L’employeur peut-il contester, dans le cadre d’une instance en reconnaissance de sa faute inexcusable, le taux prévisible fixé par le médecin-conseil aux fins de saisine d’un comité régional de reconnaissance des maladies professionnelles (CRRMP) dans le cadre de la reconnaissance d’une maladie non désignée dans un tableau des maladies professionnelles ?
Telle est question dont la Cour de cassation a été saisie par un pourvoi dirigé contre un arrêt qui a décidé que le taux prévisible fixé par le médecin-conseil ne pouvait pas être remis en cause par l’employeur.
Le caractère professionnel d’une maladie non prévue par un tableau de maladie professionnelle peut être reconnu, après avis d’un CRRMP, sous réserve que cette pathologie ait été essentiellement et directement causée par le travail habituel de la victime et qu’elle ait entraîné le décès de celle-ci ou une incapacité permanente égale à un taux au moins égal à 25 %, conformément aux articles L.461-1 et R.461-8 du code de la sécurité sociale.
Afin de ne pas retarder l’instruction du dossier au jour de la consolidation, date à laquelle le taux d’incapacité permanente est en principe fixé, les services du contrôle médical des caisses primaires se réfèrent à un taux d’incapacité permanente prévisible, dont la jurisprudence a reconnu l’existence et l’utilité.

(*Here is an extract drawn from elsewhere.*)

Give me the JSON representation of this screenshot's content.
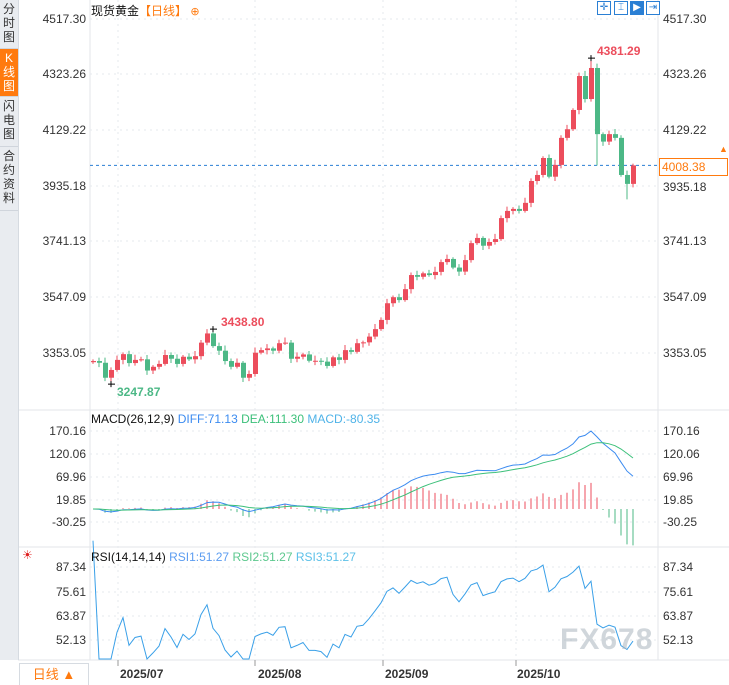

En effet, ce taux provisoire, dont la seule finalité est de déterminer si un CRRMP peut être saisi dans le cadre d’une instruction hors tableau, ne fait pas l’objet d’une décision notifiée aux parties et la Cour de cassation a jugé que, dans le cadre du contentieux de l’opposabilité de la décision de prise en charge à l’employeur, il n’était pas susceptible de recours (arrêt du 19 janvier 2017). Seule la décision de prise en charge notifiée aux parties après avis du CRRMP peut être contestée. Ce taux prévisible est donc différent du taux d’incapacité permanente définitif, tant dans sa temporalité que dans sa finalité, ce dernier permettant le calcul de la réparation allouée à la victime et ayant une incidence financière au regard du coût moyen.
Dans l’arrêt du 10 avril 2025, la Cour de cassation décide que, en raison de son caractère provisoire, le taux prévisible n’est pas notifié aux parties et qu’il ne peut pas, dès lors, être contesté par l’employeur pour défendre à l’action en reconnaissance de la faute inexcusable. Il s’ensuit que, si l’indépendance entre la procédure de reconnaissance des accidents du travail et maladies professionnelles et la procédure de reconnaissance de la faute inexcusable permet à l’employeur de contester le caractère professionnel du sinistre en dépit du caractère définitif de la décision de prise en charge, elle n’autorise pas, en revanche, ce dernier à contester, en défense à une action en reconnaissance de sa faute inexcusable, ce taux prévisible d’incapacité.